Higan: What Is Really Mine

Today is the Spring Equinox, the middle of Higan week, the three days before the equinox and the three days after. As explained in a Nichiren Shu brochure:

For Buddhists, this period is not just one characterized by days with almost equal portions of light and dark. Rather, it is a period in which we strive to consciously reflect upon ourselves and our deeds.

Below is a quote from Jan Nattier’s translation of The Inquiry of Ugra.

“Moreover, O Eminent Householder, the householder bodhisattva who lives at home, by being free of attachment and aversion, should attain equanimity with respect to the eight worldly things. If he succeeds in obtaining wealth, or a wife, or children, or valuables, or produce, he should not become proud or overjoyed. And if he fails to obtain all these things, he should not be downcast or distressed. Rather, he should reflect as follows: ‘All conditioned things are illusory and are marked by involvement in fabrication. Thus my father and mother, children, wife, male and female slaves, hired hands, wage earners, friends, companions, kinsfolk, and relatives—all are the result of the ripening of actions. Thus they are not “mine,” and I am not “theirs.”
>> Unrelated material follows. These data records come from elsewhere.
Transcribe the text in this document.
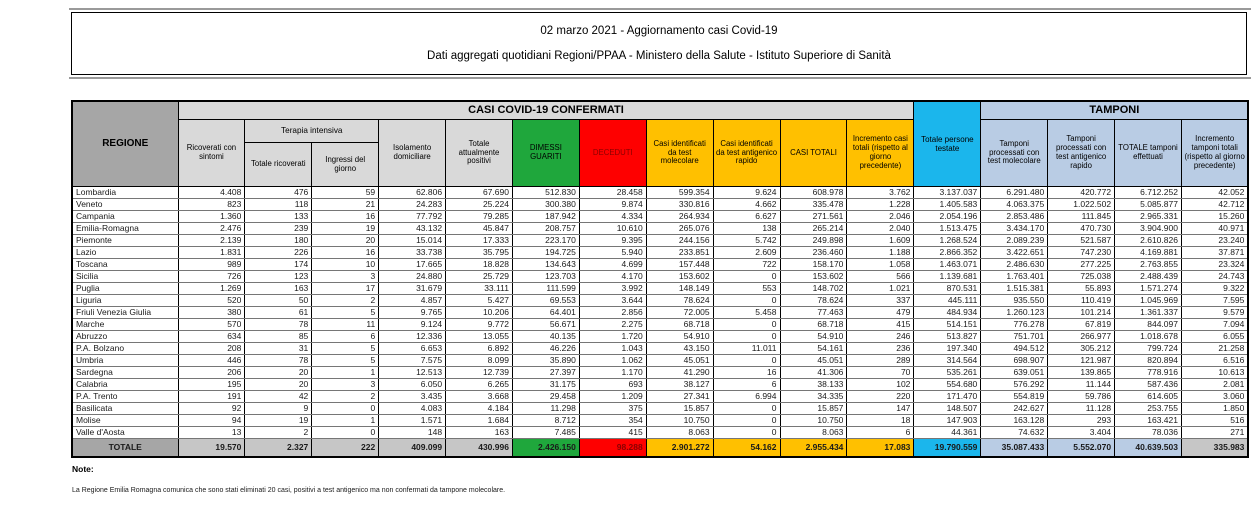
02 marzo 2021 - Aggiornamento casi Covid-19
Dati aggregati quotidiani Regioni/PPAA - Ministero della Salute - Istituto Superiore di Sanità
REGIONE	CASI COVID-19 CONFERMATI											Totale persone testate	TAMPONI			
	Ricoverati con sintomi	Terapia intensiva		Isolamento domiciliare	Totale attualmente positivi	DIMESSI GUARITI	DECEDUTI	Casi identificati da test molecolare	Casi identificati da test antigenico rapido	CASI TOTALI	Incremento casi totali (rispetto al giorno precedente)		Tamponi processati con test molecolare	Tamponi processati con test antigenico rapido	TOTALE tamponi effettuati	Incremento tamponi totali (rispetto al giorno precedente)
		Totale ricoverati	Ingressi del giorno													
Lombardia	4.408	476	59	62.806	67.690	512.830	28.458	599.354	9.624	608.978	3.762	3.137.037	6.291.480	420.772	6.712.252	42.052
Veneto	823	118	21	24.283	25.224	300.380	9.874	330.816	4.662	335.478	1.228	1.405.583	4.063.375	1.022.502	5.085.877	42.712
Campania	1.360	133	16	77.792	79.285	187.942	4.334	264.934	6.627	271.561	2.046	2.054.196	2.853.486	111.845	2.965.331	15.260
Emilia-Romagna	2.476	239	19	43.132	45.847	208.757	10.610	265.076	138	265.214	2.040	1.513.475	3.434.170	470.730	3.904.900	40.971
Piemonte	2.139	180	20	15.014	17.333	223.170	9.395	244.156	5.742	249.898	1.609	1.268.524	2.089.239	521.587	2.610.826	23.240
Lazio	1.831	226	16	33.738	35.795	194.725	5.940	233.851	2.609	236.460	1.188	2.866.352	3.422.651	747.230	4.169.881	37.871
Toscana	989	174	10	17.665	18.828	134.643	4.699	157.448	722	158.170	1.058	1.463.071	2.486.630	277.225	2.763.855	23.324
Sicilia	726	123	3	24.880	25.729	123.703	4.170	153.602	0	153.602	566	1.139.681	1.763.401	725.038	2.488.439	24.743
Puglia	1.269	163	17	31.679	33.111	111.599	3.992	148.149	553	148.702	1.021	870.531	1.515.381	55.893	1.571.274	9.322
Liguria	520	50	2	4.857	5.427	69.553	3.644	78.624	0	78.624	337	445.111	935.550	110.419	1.045.969	7.595
Friuli Venezia Giulia	380	61	5	9.765	10.206	64.401	2.856	72.005	5.458	77.463	479	484.934	1.260.123	101.214	1.361.337	9.579
Marche	570	78	11	9.124	9.772	56.671	2.275	68.718	0	68.718	415	514.151	776.278	67.819	844.097	7.094
Abruzzo	634	85	6	12.336	13.055	40.135	1.720	54.910	0	54.910	246	513.827	751.701	266.977	1.018.678	6.055
P.A. Bolzano	208	31	5	6.653	6.892	46.226	1.043	43.150	11.011	54.161	236	197.340	494.512	305.212	799.724	21.258
Umbria	446	78	5	7.575	8.099	35.890	1.062	45.051	0	45.051	289	314.564	698.907	121.987	820.894	6.516
Sardegna	206	20	1	12.513	12.739	27.397	1.170	41.290	16	41.306	70	535.261	639.051	139.865	778.916	10.613
Calabria	195	20	3	6.050	6.265	31.175	693	38.127	6	38.133	102	554.680	576.292	11.144	587.436	2.081
P.A. Trento	191	42	2	3.435	3.668	29.458	1.209	27.341	6.994	34.335	220	171.470	554.819	59.786	614.605	3.060
Basilicata	92	9	0	4.083	4.184	11.298	375	15.857	0	15.857	147	148.507	242.627	11.128	253.755	1.850
Molise	94	19	1	1.571	1.684	8.712	354	10.750	0	10.750	18	147.903	163.128	293	163.421	516
Valle d'Aosta	13	2	0	148	163	7.485	415	8.063	0	8.063	6	44.361	74.632	3.404	78.036	271
TOTALE	19.570	2.327	222	409.099	430.996	2.426.150	98.288	2.901.272	54.162	2.955.434	17.083	19.790.559	35.087.433	5.552.070	40.639.503	335.983
Note:
La Regione Emilia Romagna comunica che sono stati eliminati 20 casi, positivi a test antigenico ma non confermati da tampone molecolare.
” ‘And why? Because my father, mother, and so on are not my protector, refuge, resort, place of rest, island, self, or what belongs to the self. If even my own perishable skandhas, sense fields, and sense organs and their objects are not “me” or “mine,” how much less are my father, mother, and so on “me” or “mine,” or I “theirs”? And why? Because I am subject to my actions and heir to my actions, I will inherit [the results of] whatever I have done, whether good deeds or bad. I will taste the fruit of every one of them and will experience the ripening of every one. And because these people are also subject to their actions and heir to their actions, they too will inherit [the results of] whatever they have done, whether good deeds or bad. They will experience the ripening of every one of them and will taste the fruit of every one.

” ‘It is not my business to accumulate unvirtuous deeds for their sake. All of them are a source of pleasure now, but they will not be a source of pleasure later on. Instead, I should devote myself to what is really mine: that is, to the virtues of giving, discipline, self-restraint, endurance, good character, exertion, vigilance, and the accumulation and production of the factors of enlightenment. That is what is actually mine. Wherever I may go, these qualities will go with me.’ Thinking in this way, he does not accumulate offenses, even for the sake of his own life or for the sake of his wife and son.”